Dependente do comportamento da economia em geral pelo peso que têm os setores de alimentos e bebidas, a agroindústria do país corre o risco de patinar em 2019 e nos dois próximos anos, caso as reformas estruturais que estão na agenda do governo de Jair Bolsonaro e do Congresso permaneçam no atoleiro.
É o que aponta o Índice da Produção Agroindustrial Brasileira (PIMAgro) desenvolvido pelo Centro de Estudos em Agronegócios da Fundação Getúlio Vargas (FGV Agro) e calculado com base, principalmente, nas variações do Índice de Atividade Econômica do Banco Central (IBC-BR), da taxa de câmbio e do Índice de confiança do Empresário da Indústria de Transformação (ICI) da FGV.
Nos cruzamentos mais pessimistas entre esses dados – o que inclui o piso das estimativas para o PIB, com um dólar mais atraente para as exportações, o PIMAgro sinaliza crescimento de 0,22% para a agroindústria em 2019 e avanços de 0,16% em 2020 e de 0,1% em 2021. Nos cenários mais otimistas, que perdem força a cada semana de divergências em torno da reforma da Previdência, os incrementos chegam a 4,15%, 4,38% e 4,02%, respectivamente.
O professor Felippe Serigati, que liderou a criação do indicador, e a pesquisadora Roberta Possamai, que participou do processo desde o início, explicam que a agroindústria acompanha o comportamento da economia em geral mais de perto porque a participação de alimentos e bebidas em sua composição chega a quase 52% e que, nesses dois setores, a demanda é mais inelástica e atrelada à renda dos brasileiros.
“Em outros setores, como papel e celulose e carnes, por exemplo, os reflexos das exportações são maiores. Mas alimentos e bebidas dependem do crescimento da economia, e esse crescimento tem perdido fôlego em meio ao compasso de espera ligado ao ambiente político”, disse Serigati.
Da fatia de 51,6% dos produtos alimentícios e bebidas no PIMAgro, os primeiros representam 41,3% e os segundos, 10,3%. O grupo dos alimentícios é formado por produtos de origem animal (21,6%) e vegetal (19,7%), ao passo que o das bebidas se divide entre alcoólicas (5,2%) e não-alcoólicas (5,1%).
Entre os produtos não-alimentícios, que têm peso de 48,4% no indicador, o segmento têxtil é o mais importante (17,4%), seguido por produtos florestais (12,7%), insumos agropecuários (7,9%), fumo (3,8%), borracha (3,4%) e biocombustíveis (3,1%). A soja em grão, carro-chefe do agronegócio brasileiro, tem influência marcante sobretudo nas oscilações do segmento de insumos, que inclui fertilizantes e defensivos.

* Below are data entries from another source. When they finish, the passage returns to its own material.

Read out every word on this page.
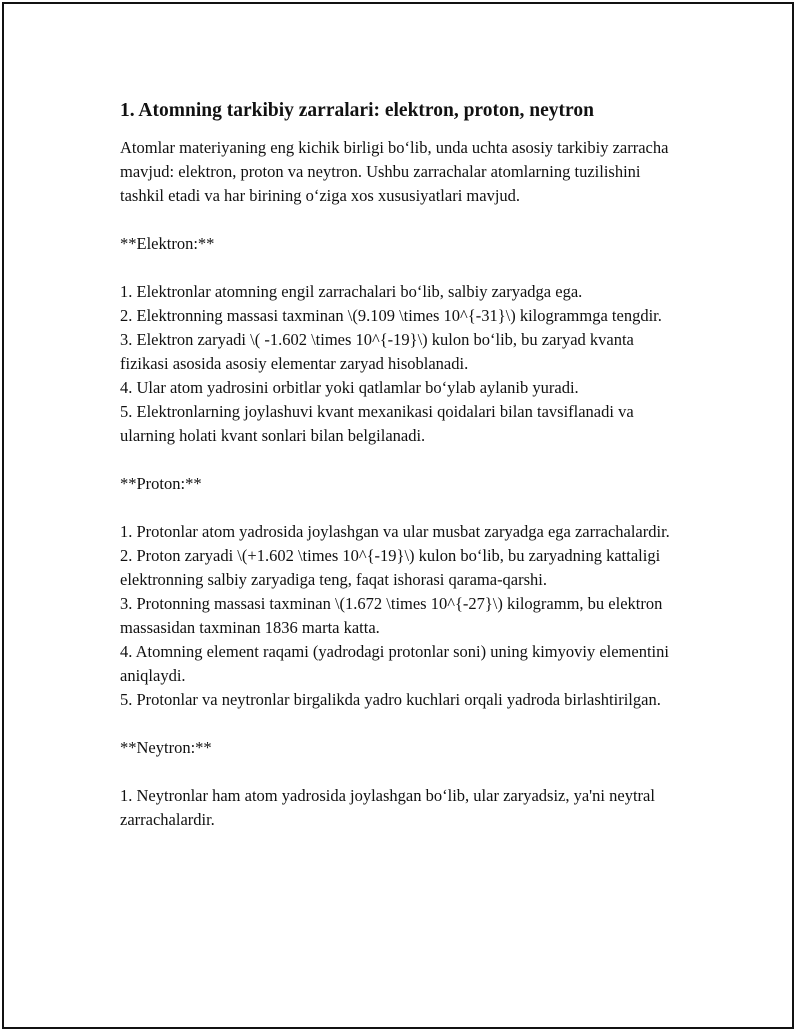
1. Atomning tarkibiy zarralari: elektron, proton, neytron

Atomlar materiyaning eng kichik birligi bo‘lib, unda uchta asosiy tarkibiy zarracha mavjud: elektron, proton va neytron. Ushbu zarrachalar atomlarning tuzilishini tashkil etadi va har birining o‘ziga xos xususiyatlari mavjud.

**Elektron:**

1. Elektronlar atomning engil zarrachalari bo‘lib, salbiy zaryadga ega.

2. Elektronning massasi taxminan \(9.109 \times 10^{-31}\) kilogrammga tengdir.

3. Elektron zaryadi \( -1.602 \times 10^{-19}\) kulon bo‘lib, bu zaryad kvanta fizikasi asosida asosiy elementar zaryad hisoblanadi.

4. Ular atom yadrosini orbitlar yoki qatlamlar bo‘ylab aylanib yuradi.

5. Elektronlarning joylashuvi kvant mexanikasi qoidalari bilan tavsiflanadi va ularning holati kvant sonlari bilan belgilanadi.

**Proton:**

1. Protonlar atom yadrosida joylashgan va ular musbat zaryadga ega zarrachalardir.

2. Proton zaryadi \(+1.602 \times 10^{-19}\) kulon bo‘lib, bu zaryadning kattaligi elektronning salbiy zaryadiga teng, faqat ishorasi qarama-qarshi.

3. Protonning massasi taxminan \(1.672 \times 10^{-27}\) kilogramm, bu elektron massasidan taxminan 1836 marta katta.

4. Atomning element raqami (yadrodagi protonlar soni) uning kimyoviy elementini aniqlaydi.

5. Protonlar va neytronlar birgalikda yadro kuchlari orqali yadroda birlashtirilgan.

**Neytron:**

1. Neytronlar ham atom yadrosida joylashgan bo‘lib, ular zaryadsiz, ya'ni neytral zarrachalardir.
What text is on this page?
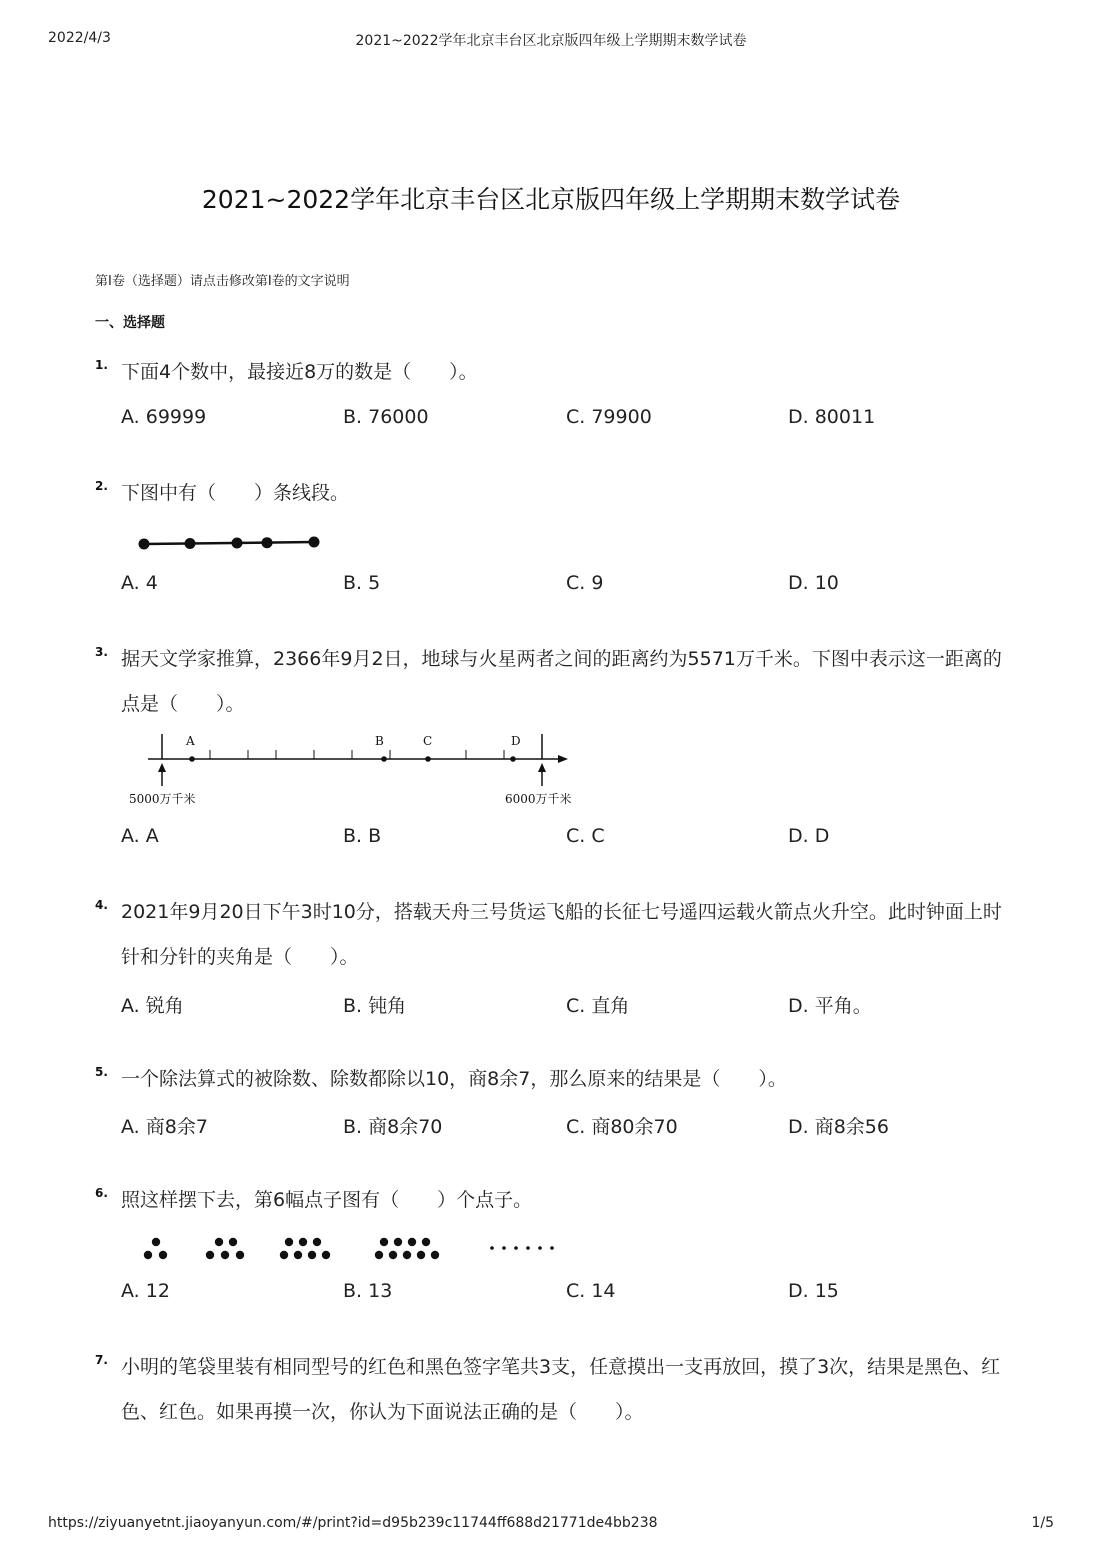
2022/4/3	2021~2022学年北京丰台区北京版四年级上学期期末数学试卷
2021~2022学年北京丰台区北京版四年级上学期期末数学试卷
第Ⅰ卷（选择题）请点击修改第Ⅰ卷的文字说明
一、选择题
1. 下面4个数中，最接近8万的数是（　　）。
A. 69999	B. 76000	C. 79900	D. 80011
2. 下图中有（　　）条线段。
A. 4	B. 5	C. 9	D. 10
3. 据天文学家推算，2366年9月2日，地球与火星两者之间的距离约为5571万千米。下图中表示这一距离的点是（　　）。
A	B	C	D
5000万千米	6000万千米
A. A	B. B	C. C	D. D
4. 2021年9月20日下午3时10分，搭载天舟三号货运飞船的长征七号遥四运载火箭点火升空。此时钟面上时针和分针的夹角是（　　）。
A. 锐角	B. 钝角	C. 直角	D. 平角。
5. 一个除法算式的被除数、除数都除以10，商8余7，那么原来的结果是（　　）。
A. 商8余7	B. 商8余70	C. 商80余70	D. 商8余56
6. 照这样摆下去，第6幅点子图有（　　）个点子。
A. 12	B. 13	C. 14	D. 15
7. 小明的笔袋里装有相同型号的红色和黑色签字笔共3支，任意摸出一支再放回，摸了3次，结果是黑色、红色、红色。如果再摸一次，你认为下面说法正确的是（　　）。
https://ziyuanyetnt.jiaoyanyun.com/#/print?id=d95b239c11744ff688d21771de4bb238	1/5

Os pesquisadores da FGV Agro realçam que os modestos crescimentos projetados para a agroindústria do país até 2021 virão depois de uma contração de 1% em 2018. Essa queda, afirmam, derivou dos efeitos do desgaste político do fim do governo Temer sobre o ritmo das reformas econômicas e também da greve dos caminhoneiros.
“Como a economia brasileira, durante 2017 a indústria e a agroindústria vinham recuperando o fôlego do seu crescimento, mas a trajetória mudou notadamente após a greve dos caminhoneiros”, escreveram Serigati e Possamai em sua análise. “O fato é que a greve prejudicou fortemente a agroindústria”, pontuaram.
Entre janeiro e abril de 2018 (o movimento dos caminhoneiros foi no fim de maio), o crescimento acumulado da produção agroindustrial do país chegou a 4,3% em relação ao mesmo período do ano anterior. Entre maio e dezembro, contudo, houve retração de 3,1%.
Nos quatro meses que antecederam a greve, apontam os cálculos da FGV Agro, os produtos alimentícios e bebidas acumularam crescimento de 4,1%, mas no restante do ano houve queda acumulada de 7,2%. No caso dos produtos não-alimentícios, houve ainda variação positiva no período pós-greve (1,8%) em 2018.
Com uma nova ameaça de greve dos caminhoneiros no ar, provavelmente em maio, a agroindústria instalada no país já sabe, portanto, que as projeções contidas no PIMAgro, que já não são nenhuma maravilha, poderão até piorar.